Réclamant un accord équitable, l’Egypte a notamment mis en garde contre les répercussions de toute mesure unilatérale sur la sécurité régionale et internationale. « Si les trois parties ne parviennent pas à un accord, l’affaire risque de se transformer en un conflit à haut risque pour une région déjà perturbée. Et là, il faut noter que les études techniques, non achevées à cause des positions de l’Ethiopie, n’ont jamais garanti la sécurité du barrage éthiopien, ce qui menace le Soudan et l’Egypte », a affirmé Choukri, exhortant le conseil à assumer son rôle conformément à la Charte de l’Onu. Le chef de la diplomatie a affirmé que l’Egypte est toujours favorable aux négociations, même si celles-ci n’ont abouti à aucun résultat concret pendant une décennie. Il a rappelé que la Déclaration de principe de 2015 interdit toute mesure unilatérale portant atteinte aux pays en aval, alors que l’Ethiopie menace de procéder unilatéralement au remplissage du barrage. La discorde entre l’Egypte et l’Ethiopie porte sur la nature de l’accord. Le Caire réclame un accord contraignant doté d’un mécanisme juridique pour le règlement des différends, alors que l’Ethiopie veut un « accord guide ».
Les diatribes d’Addis-Abeba
Choukri a regretté les déclarations éthiopiennes accusant l’Egypte « d’intransigeance » et « de gaspillage » des ressources hydriques et dénonçant ses « décisions unilatérales » au sujet du Nil, en référence au Haut-Barrage et au projet de bonification de la région de Tochka. « De quelle intransigeance parle l’Ethiopie après 10 ans de négociations, alors que l’Egypte a respecté tous les accords ? », a fustigé Choukri, notant que l’Egypte n’a jamais adressé d'accusations à l’Ethiopie comme l’a fait Addis-Abeba.
Les 15 membres du Conseil de sécurité ont soutenu la reprise des négociations et la démarche de l’Union Africaine (UA) pour régler la crise. « Les divergences peuvent être surmontées si toutes les parties ont la volonté politique nécessaire », a déclaré la secrétaire générale adjointe de l’Onu pour les Affaires politiques, Rosemary DiCarlo.

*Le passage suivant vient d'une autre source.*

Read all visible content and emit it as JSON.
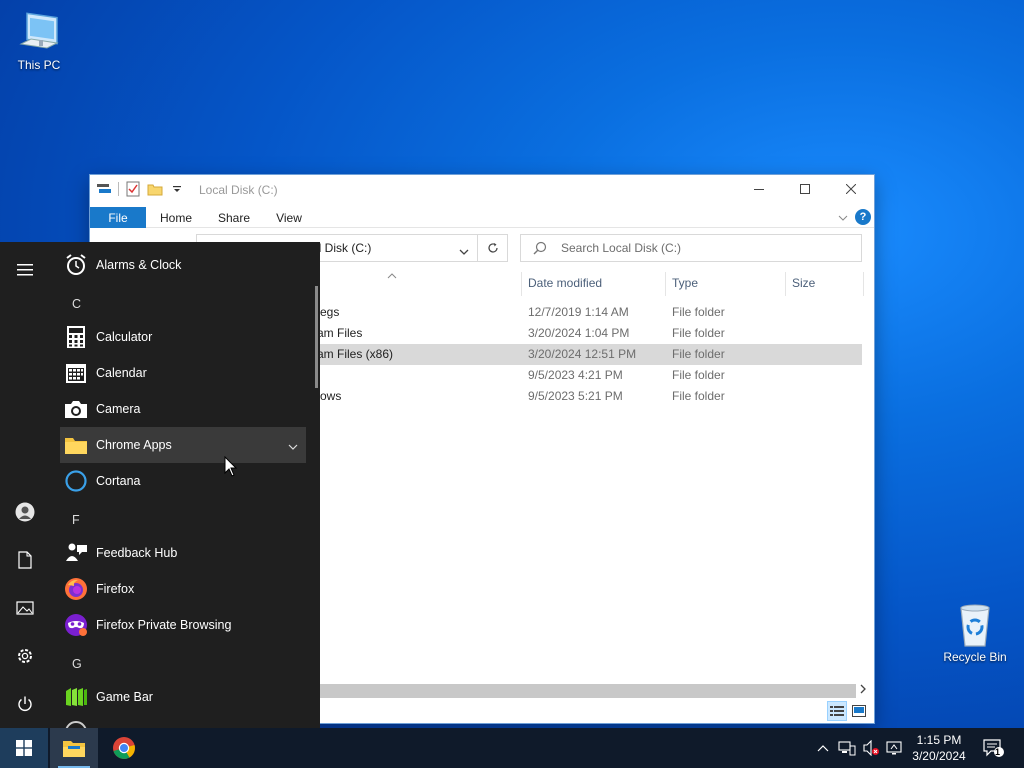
{
  "desktop": {
    "icons": [
      {
        "label": "This PC",
        "icon": "this-pc-icon"
      },
      {
        "label": "Recycle Bin",
        "icon": "recycle-bin-icon"
      }
    ]
  },
  "explorer": {
    "title": "Local Disk (C:)",
    "ribbon_tabs": [
      "File",
      "Home",
      "Share",
      "View"
    ],
    "address_visible": "al Disk (C:)",
    "search_placeholder": "Search Local Disk (C:)",
    "columns": [
      "Date modified",
      "Type",
      "Size"
    ],
    "rows": [
      {
        "name_fragment": "egs",
        "date": "12/7/2019 1:14 AM",
        "type": "File folder"
      },
      {
        "name_fragment": "am Files",
        "date": "3/20/2024 1:04 PM",
        "type": "File folder"
      },
      {
        "name_fragment": "am Files (x86)",
        "date": "3/20/2024 12:51 PM",
        "type": "File folder",
        "selected": true
      },
      {
        "name_fragment": "",
        "date": "9/5/2023 4:21 PM",
        "type": "File folder"
      },
      {
        "name_fragment": "ows",
        "date": "9/5/2023 5:21 PM",
        "type": "File folder"
      }
    ]
  },
  "start_menu": {
    "rail_icons": [
      "hamburger-icon",
      "user-icon",
      "documents-icon",
      "pictures-icon",
      "settings-icon",
      "power-icon"
    ],
    "items": [
      {
        "kind": "app",
        "label": "Alarms & Clock",
        "icon": "alarm-clock-icon"
      },
      {
        "kind": "letter",
        "label": "C"
      },
      {
        "kind": "app",
        "label": "Calculator",
        "icon": "calculator-icon"
      },
      {
        "kind": "app",
        "label": "Calendar",
        "icon": "calendar-icon"
      },
      {
        "kind": "app",
        "label": "Camera",
        "icon": "camera-icon"
      },
      {
        "kind": "folder",
        "label": "Chrome Apps",
        "icon": "folder-icon",
        "hover": true
      },
      {
        "kind": "app",
        "label": "Cortana",
        "icon": "cortana-icon"
      },
      {
        "kind": "letter",
        "label": "F"
      },
      {
        "kind": "app",
        "label": "Feedback Hub",
        "icon": "feedback-hub-icon"
      },
      {
        "kind": "app",
        "label": "Firefox",
        "icon": "firefox-icon"
      },
      {
        "kind": "app",
        "label": "Firefox Private Browsing",
        "icon": "firefox-private-icon"
      },
      {
        "kind": "letter",
        "label": "G"
      },
      {
        "kind": "app",
        "label": "Game Bar",
        "icon": "game-bar-icon"
      }
    ]
  },
  "taskbar": {
    "pinned": [
      "windows-start-icon",
      "file-explorer-icon",
      "chrome-icon"
    ],
    "tray": [
      "chevron-up-icon",
      "network-icon",
      "volume-muted-icon",
      "display-icon"
    ],
    "time": "1:15 PM",
    "date": "3/20/2024",
    "notification_count": "1"
  }
}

La France a souligné qu’il « incombe à l’UA de relancer les négociations », selon son délégué permanent au Conseil de sécurité, appelant au respect de la déclaration de principe. « Les négociations restent la seule manière de préserver la stabilité régionale », a indiqué, pour sa part, le délégué russe. Dans un communiqué de presse publié à l’issue de la séance, le Conseil de sécurité a appelé les trois pays à « trouver un accord ».